My story goes like this, I was always interested in electronics and it was in the early '70s that I built an (awful) electronic organ (Practical Wireless I think !), and I played it in a band. The base player also had some keyboards so I played them as well. I think it was him (or the lead guitarist) who gave me the Maplin 4600 manual and a couple of negatives for PCBs.
At my first job, there was a PCB department and, as you do, I got friendly with the manager. He made me some boards, controller and transient I think, I will be able to identify them when I open the machine up for photographing. I do remember that I made the VCF PCB using the "nail varnish and etch it in the kitchen sink" method!

These boards languished partly built for a few years when I found a 3800 cabinet on offer at the Southampton branch of Maplins, so now the game was on. I got hold of the 5600 manual and purchased the remainder of the PCBs! I had decided on a few modifications so I got the sheet metal supplier to make me a front panel using full size artwork that I had prepared. I think I spent a fortune on collet style knobs, but they are the "Dogs doodahs". I finally got it finished during the mid '80s, during my second job. By this time I had been able to arm myself with a Tek 465 'scope - a definite bonus when setting up. I never played it in a band but have had many hours of fun playing with the sounds that it can make. A while after I had finished, I decided that the keyboard controller needed to be upgraded to the digital one in the 3800, it deals with fast fingering better than the original.
While I had it apart I replaced the reverb driver transistors, they had blown.

Recently I was playing it and noticed that again the reverb was not working, so I had a proper hunt for the problem.
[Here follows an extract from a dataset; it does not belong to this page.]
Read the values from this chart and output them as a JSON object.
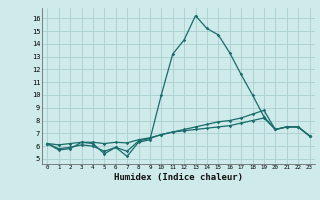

I found that the 2 transistors where getting very hot almost as soon as the synth was switch on, look at the circuit again, spot the 2 diodes near the bases, these are supposed to be in thermal contact with the output pair for stability !. Put new transistors and longer legged diodes in, now they run slightly warm and the reverb has not failed since. I will generate a technical note if you like.

Most recently I came across a guy on the O'Reilly forum looking for info on the 3800 he was building and it turns out that he lives 25 minute away! He now has a set of shiny PCBs generated from one of the 4600 manuals on the WEB and many hours cleaning up and re-scaling.

My synth gets used at school now and then and has now been joined by a DX7. The current thoughts on my 3600e, as I called it, are to add a PIC to the computer input and allow the thing to be sequenced by MIDI.